IX. Digital Twin standards system

The Digital Twin standard system can consist of the following parts:

1. Basic common standards: including terminology standards, reference architecture standards and applicable guidelines, which focus on the conceptual definition, reference framework, applicable conditions and requirements of Digital Twin and provide support for the entire standard system.

2. Digital twin key technology standards: These include physical entity standards, virtual entity standards, twin data standards, connectivity and integration standards and service standards, which are used to regulate the research and implementation of key digital twin technologies, ensure the effectiveness of key technologies in digital twin implementation, and break the technical barriers to collaborative development and module interchangeability.

3. Digital twin tool/platform standards: These include two parts: tool standards and platform standards, which are used to standardize the functions, performance, development, integration and other technical requirements of software and hardware tools/platforms.

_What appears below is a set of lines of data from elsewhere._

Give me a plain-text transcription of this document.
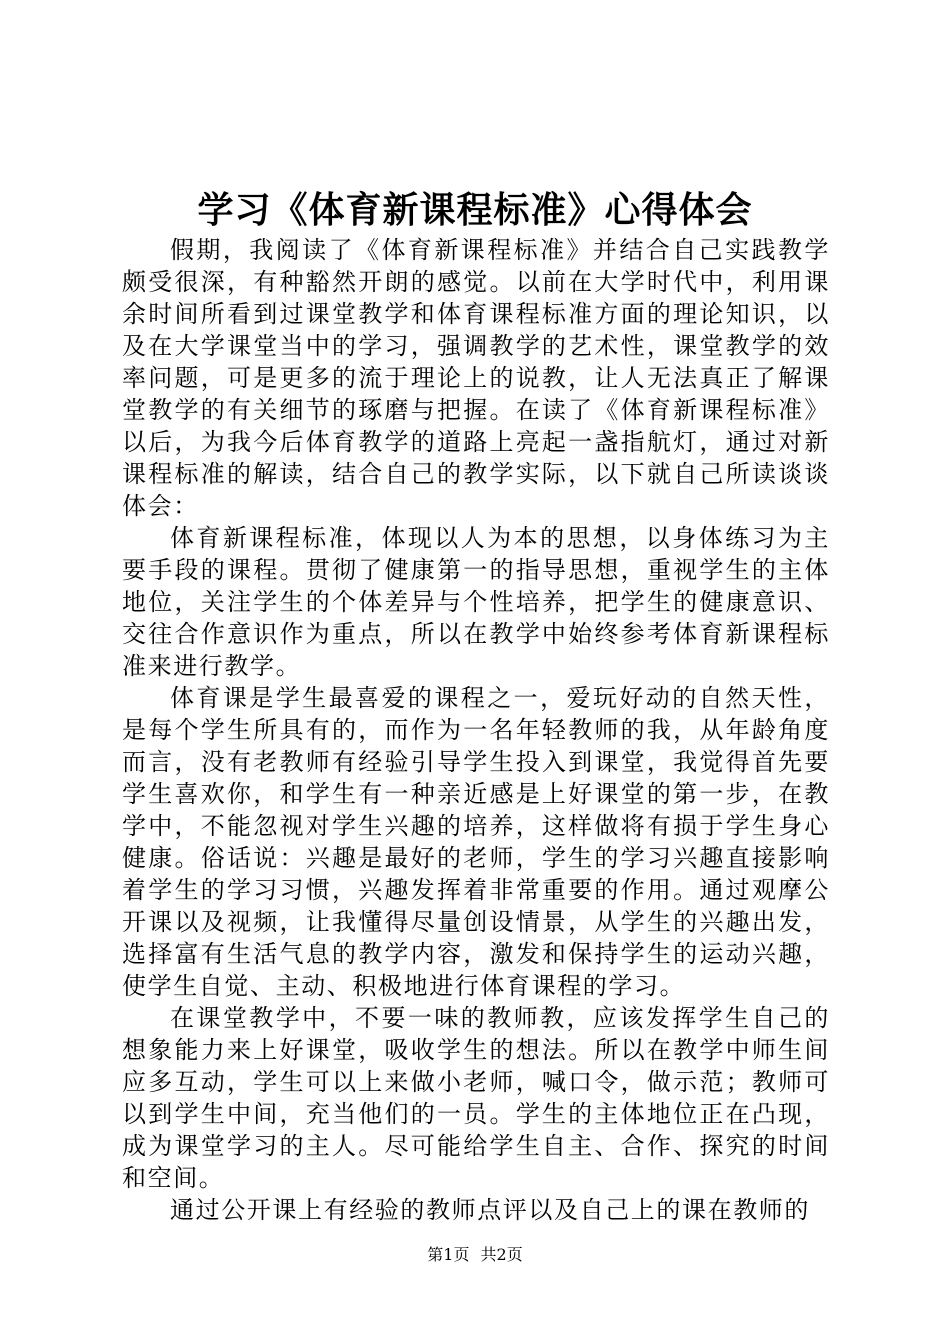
学习《体育新课程标准》心得体会

假期，我阅读了《体育新课程标准》并结合自己实践教学颇受很深，有种豁然开朗的感觉。以前在大学时代中，利用课余时间所看到过课堂教学和体育课程标准方面的理论知识，以及在大学课堂当中的学习，强调教学的艺术性，课堂教学的效率问题，可是更多的流于理论上的说教，让人无法真正了解课堂教学的有关细节的琢磨与把握。在读了《体育新课程标准》以后，为我今后体育教学的道路上亮起一盏指航灯，通过对新课程标准的解读，结合自己的教学实际，以下就自己所读谈谈体会：

体育新课程标准，体现以人为本的思想，以身体练习为主要手段的课程。贯彻了健康第一的指导思想，重视学生的主体地位，关注学生的个体差异与个性培养，把学生的健康意识、交往合作意识作为重点，所以在教学中始终参考体育新课程标准来进行教学。

体育课是学生最喜爱的课程之一，爱玩好动的自然天性，是每个学生所具有的，而作为一名年轻教师的我，从年龄角度而言，没有老教师有经验引导学生投入到课堂，我觉得首先要学生喜欢你，和学生有一种亲近感是上好课堂的第一步，在教学中，不能忽视对学生兴趣的培养，这样做将有损于学生身心健康。俗话说：兴趣是最好的老师，学生的学习兴趣直接影响着学生的学习习惯，兴趣发挥着非常重要的作用。通过观摩公开课以及视频，让我懂得尽量创设情景，从学生的兴趣出发，选择富有生活气息的教学内容，激发和保持学生的运动兴趣，使学生自觉、主动、积极地进行体育课程的学习。

在课堂教学中，不要一味的教师教，应该发挥学生自己的想象能力来上好课堂，吸收学生的想法。所以在教学中师生间应多互动，学生可以上来做小老师，喊口令，做示范；教师可以到学生中间，充当他们的一员。学生的主体地位正在凸现，成为课堂学习的主人。尽可能给学生自主、合作、探究的时间和空间。

通过公开课上有经验的教师点评以及自己上的课在教师的

第1页 共2页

4. Digital twin measurement and evaluation standards: including four parts: measurement and evaluation guidelines, measurement and evaluation process standards, measurement and evaluation index standards and evaluation use case standards, which are used to standardize the testing requirements and evaluation methods of the digital twin system.

5. Digital twin security standards: These include physical system security requirements, functional security requirements and information security requirements, and are used to standardize the technical requirements for the safe operation of personnel and the safe storage, management and use of various types of information in the digital twin system.

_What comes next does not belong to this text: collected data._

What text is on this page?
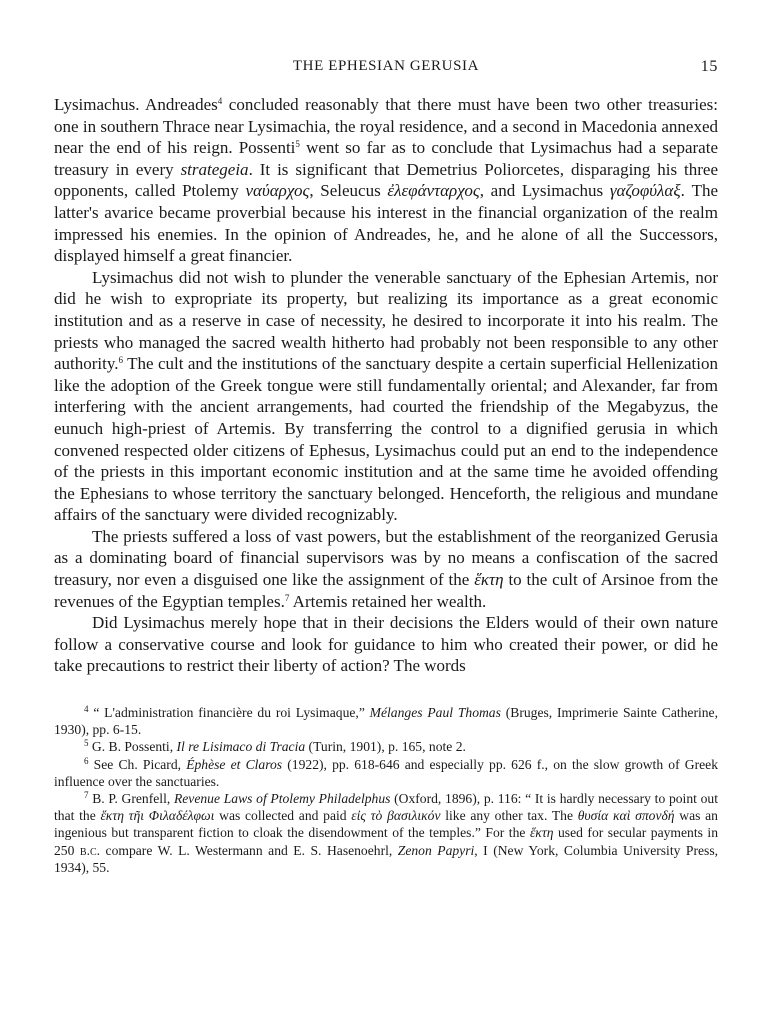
THE EPHESIAN GERUSIA	15

Lysimachus. Andreades$^4$ concluded reasonably that there must have been two other treasuries: one in southern Thrace near Lysimachia, the royal residence, and a second in Macedonia annexed near the end of his reign. Possenti$^5$ went so far as to conclude that Lysimachus had a separate treasury in every strategeia. It is significant that Demetrius Poliorcetes, disparaging his three opponents, called Ptolemy ναύαρχος, Seleucus ἐλεφάνταρχος, and Lysimachus γαζοφύλαξ. The latter's avarice became proverbial because his interest in the financial organization of the realm impressed his enemies. In the opinion of Andreades, he, and he alone of all the Successors, displayed himself a great financier.

Lysimachus did not wish to plunder the venerable sanctuary of the Ephesian Artemis, nor did he wish to expropriate its property, but realizing its importance as a great economic institution and as a reserve in case of necessity, he desired to incorporate it into his realm. The priests who managed the sacred wealth hitherto had probably not been responsible to any other authority.$^6$ The cult and the institutions of the sanctuary despite a certain superficial Hellenization like the adoption of the Greek tongue were still fundamentally oriental; and Alexander, far from interfering with the ancient arrangements, had courted the friendship of the Megabyzus, the eunuch high-priest of Artemis. By transferring the control to a dignified gerusia in which convened respected older citizens of Ephesus, Lysimachus could put an end to the independence of the priests in this important economic institution and at the same time he avoided offending the Ephesians to whose territory the sanctuary belonged. Henceforth, the religious and mundane affairs of the sanctuary were divided recognizably.

The priests suffered a loss of vast powers, but the establishment of the reorganized Gerusia as a dominating board of financial supervisors was by no means a confiscation of the sacred treasury, nor even a disguised one like the assignment of the ἕκτη to the cult of Arsinoe from the revenues of the Egyptian temples.$^7$ Artemis retained her wealth.

Did Lysimachus merely hope that in their decisions the Elders would of their own nature follow a conservative course and look for guidance to him who created their power, or did he take precautions to restrict their liberty of action? The words

$^4$ “ L'administration financière du roi Lysimaque,” Mélanges Paul Thomas (Bruges, Imprimerie Sainte Catherine, 1930), pp. 6-15.

$^5$ G. B. Possenti, Il re Lisimaco di Tracia (Turin, 1901), p. 165, note 2.

$^6$ See Ch. Picard, Éphèse et Claros (1922), pp. 618-646 and especially pp. 626 f., on the slow growth of Greek influence over the sanctuaries.

$^7$ B. P. Grenfell, Revenue Laws of Ptolemy Philadelphus (Oxford, 1896), p. 116: “ It is hardly necessary to point out that the ἕκτη τῆι Φιλαδέλφωι was collected and paid εἰς τὸ βασιλικόν like any other tax. The θυσία καὶ σπονδή was an ingenious but transparent fiction to cloak the disendowment of the temples.” For the ἕκτη used for secular payments in 250 b.c. compare W. L. Westermann and E. S. Hasenoehrl, Zenon Papyri, I (New York, Columbia University Press, 1934), 55.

6. Digital twin industry application standards: considering the technical differences in the application of digital twin in different industries/fields and different scenarios, on the basis of the basic common standards, key technical standards, tools/platform standards, measurement and evaluation standards and security standards, the implementation of digital twin in specific industry applications such as machine tools, workshops and construction machinery and equipment will be regulated.